İstatistiklere göre iş kazaları sonucunda en fazla ölümün yaşandığı sektör hangisidir?
Sosyal Güvenlik Kurumu iş kazaları ve meslek hastalıkları istatistiklerine bakacak olursak iş kazaları sonucunda en fazla ölümün yaşandığı sektörlerin başında inşaat sektörü gelmektedir. İnşaat sektöründe yaşanan ölümler ise yüksekte çalışmaya bağlı nedenlerden gerçekleşmektedir.
İş kazalarının nedenlerinden biri olan yüksekte çalışma ne demektir?
Seviye farkı bulunan ve düşme sonucu yaralanma ihtimalinin oluşabileceği her türlü alanda yapılan çalışma; yüksekte çalışma olarak kabul edilir.
İş hijyeni nedir?
İş Hijyeni (Endüstriyel Hijyen): İş yerinde oluşan, çalışanın sağlık ve iyilik halini etkileyen, çalışanlar ve toplumdaki bireyler arasında önemli ölçüde huzursuzluk ve verimsizlik yaratan işyeri ortam tehlikelerini ve risklerini; belirleme, kontrol altına alma, kontrol stratejilerini geliştirme ve izleme faaliyetlerini içeren iş sağlığı bilim dalıdır.
Çalışma yaşamındaki gürültü ne gibi riskler oluşturmaktadır?
Çalışma alanlarında gürültünün varlığı meslek hastalığı (işitme kaybı), iletişimde yaşanan zorluklardan dolayı iş kazası meydana gelmesi, iş performansının düşmesi vb. gibi riskler oluşturmasının yanı sıra, stres ve anksiyete gibi psikososyal problemlere de neden olmaktadır.
Titreşim çalışanların sağlığı ve güvenliği açısından soruna neden olan bir faktör müdür?
Evet. Çalışma hayatında, çalışanların sağlığı ve güvenliği açısından soruna neden olan, iş verimi ve kalitesini düşüren faktörlerden birisi de titreşimdir. Endüstrinin hemen hemen tüm çalışma kollarında titreşim oluşturan makine ve teçhizat kullanılmaktadır.
Titreşim nedir?
Bir denge noktası etrafındaki mekanik salınımdır. Bu salınımlar bir sarkacın hareketi gibi periyodik olabileceği gibi çakıllı bir yolda tekerleğin hareketi gibi rastgele de olabilir.

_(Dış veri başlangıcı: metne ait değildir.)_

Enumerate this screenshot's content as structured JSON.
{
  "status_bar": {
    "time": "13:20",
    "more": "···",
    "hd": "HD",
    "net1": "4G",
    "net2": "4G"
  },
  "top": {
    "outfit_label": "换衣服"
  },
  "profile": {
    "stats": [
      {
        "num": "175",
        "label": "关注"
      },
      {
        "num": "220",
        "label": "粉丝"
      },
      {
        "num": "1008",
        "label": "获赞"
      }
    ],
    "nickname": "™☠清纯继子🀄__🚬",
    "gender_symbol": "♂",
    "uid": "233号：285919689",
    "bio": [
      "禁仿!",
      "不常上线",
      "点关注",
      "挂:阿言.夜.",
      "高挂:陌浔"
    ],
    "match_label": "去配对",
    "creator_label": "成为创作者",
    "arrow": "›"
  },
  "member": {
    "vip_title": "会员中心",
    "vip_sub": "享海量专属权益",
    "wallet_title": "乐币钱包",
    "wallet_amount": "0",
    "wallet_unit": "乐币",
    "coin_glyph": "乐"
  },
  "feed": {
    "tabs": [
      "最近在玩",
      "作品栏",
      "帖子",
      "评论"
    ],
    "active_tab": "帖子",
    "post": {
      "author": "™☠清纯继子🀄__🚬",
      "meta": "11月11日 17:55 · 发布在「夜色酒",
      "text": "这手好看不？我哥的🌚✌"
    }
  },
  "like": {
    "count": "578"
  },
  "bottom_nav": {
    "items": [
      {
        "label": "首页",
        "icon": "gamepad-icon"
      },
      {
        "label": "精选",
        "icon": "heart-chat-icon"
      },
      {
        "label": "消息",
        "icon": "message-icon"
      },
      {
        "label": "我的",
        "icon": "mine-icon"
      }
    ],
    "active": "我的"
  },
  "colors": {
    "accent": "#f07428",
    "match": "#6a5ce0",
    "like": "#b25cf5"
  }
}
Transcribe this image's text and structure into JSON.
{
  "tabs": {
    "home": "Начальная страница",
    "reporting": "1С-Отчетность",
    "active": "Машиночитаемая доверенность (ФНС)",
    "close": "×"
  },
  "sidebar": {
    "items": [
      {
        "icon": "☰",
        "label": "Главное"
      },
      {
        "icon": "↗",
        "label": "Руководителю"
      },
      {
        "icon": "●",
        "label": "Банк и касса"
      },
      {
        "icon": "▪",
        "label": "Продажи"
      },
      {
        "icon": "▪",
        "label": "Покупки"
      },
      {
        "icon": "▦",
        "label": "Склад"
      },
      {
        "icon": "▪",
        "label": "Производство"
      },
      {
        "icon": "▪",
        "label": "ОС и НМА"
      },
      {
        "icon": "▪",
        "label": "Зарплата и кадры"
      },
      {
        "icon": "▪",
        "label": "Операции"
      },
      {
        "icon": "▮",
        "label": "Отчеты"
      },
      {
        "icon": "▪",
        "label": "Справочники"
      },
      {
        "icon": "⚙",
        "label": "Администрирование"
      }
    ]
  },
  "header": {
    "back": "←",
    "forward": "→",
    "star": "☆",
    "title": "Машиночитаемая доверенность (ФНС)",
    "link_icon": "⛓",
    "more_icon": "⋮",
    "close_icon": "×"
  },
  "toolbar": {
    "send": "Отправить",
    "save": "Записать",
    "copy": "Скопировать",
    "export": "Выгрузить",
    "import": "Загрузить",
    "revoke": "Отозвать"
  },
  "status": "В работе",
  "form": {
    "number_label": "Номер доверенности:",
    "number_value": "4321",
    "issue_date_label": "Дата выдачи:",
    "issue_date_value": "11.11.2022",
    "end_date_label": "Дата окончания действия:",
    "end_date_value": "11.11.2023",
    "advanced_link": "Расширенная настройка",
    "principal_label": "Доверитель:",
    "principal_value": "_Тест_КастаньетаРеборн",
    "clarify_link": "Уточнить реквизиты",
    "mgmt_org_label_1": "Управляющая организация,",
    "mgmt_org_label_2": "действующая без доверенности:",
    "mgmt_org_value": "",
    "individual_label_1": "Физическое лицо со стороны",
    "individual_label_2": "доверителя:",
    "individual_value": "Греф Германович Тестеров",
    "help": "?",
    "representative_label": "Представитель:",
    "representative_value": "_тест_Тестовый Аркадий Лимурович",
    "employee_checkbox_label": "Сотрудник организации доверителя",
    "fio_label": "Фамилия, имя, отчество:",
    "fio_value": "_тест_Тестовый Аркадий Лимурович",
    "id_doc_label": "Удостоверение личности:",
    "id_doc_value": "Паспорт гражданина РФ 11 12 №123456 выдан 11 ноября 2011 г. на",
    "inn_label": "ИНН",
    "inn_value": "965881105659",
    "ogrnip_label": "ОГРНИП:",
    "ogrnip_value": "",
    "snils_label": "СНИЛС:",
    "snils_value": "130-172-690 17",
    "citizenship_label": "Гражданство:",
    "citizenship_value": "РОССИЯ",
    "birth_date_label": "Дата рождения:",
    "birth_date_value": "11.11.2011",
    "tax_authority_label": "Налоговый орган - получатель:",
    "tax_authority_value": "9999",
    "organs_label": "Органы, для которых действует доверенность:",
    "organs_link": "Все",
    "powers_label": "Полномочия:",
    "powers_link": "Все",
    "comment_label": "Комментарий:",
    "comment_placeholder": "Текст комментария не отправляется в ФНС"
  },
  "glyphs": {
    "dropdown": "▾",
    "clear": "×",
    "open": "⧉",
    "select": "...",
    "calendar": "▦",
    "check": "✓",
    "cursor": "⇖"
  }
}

Bütün vücut titreşimi nedir?
Vücudun tümüne aktarıldığında, çalışanın sağlık ve güvenliği için risk oluşturan, özellikle de bel bölgesinde rahatsızlık ve omurgada travmaya yol açan mekanik titreşimi ifade eder.
El-kol titreşimi nedir?
İnsanda el-kol sistemine aktarıldığında, çalışanın sağlık ve güvenliği için risk oluşturan ve özellikle de damar, kemik, eklem, sinir ve kas bozukluklarına yol açan mekanik titreşimini ifade eder.
Maruziyet Eylem Değeri nedir?
Aşıldığı durumda, çalışanın titreşime maruziyetinden kaynaklanabilecek risklerin kontrol altına alınmasını gerektiren değeri ifade eder.
Maruziyet Sınır Değeri nedir?
Çalışanların bu değer üzerinde bir titreşime kesinlikle maruz kalmaması gereken değeri ifade eder.
Çalışma yaşamındaki toz ne gibi riskler oluşturmaktadır?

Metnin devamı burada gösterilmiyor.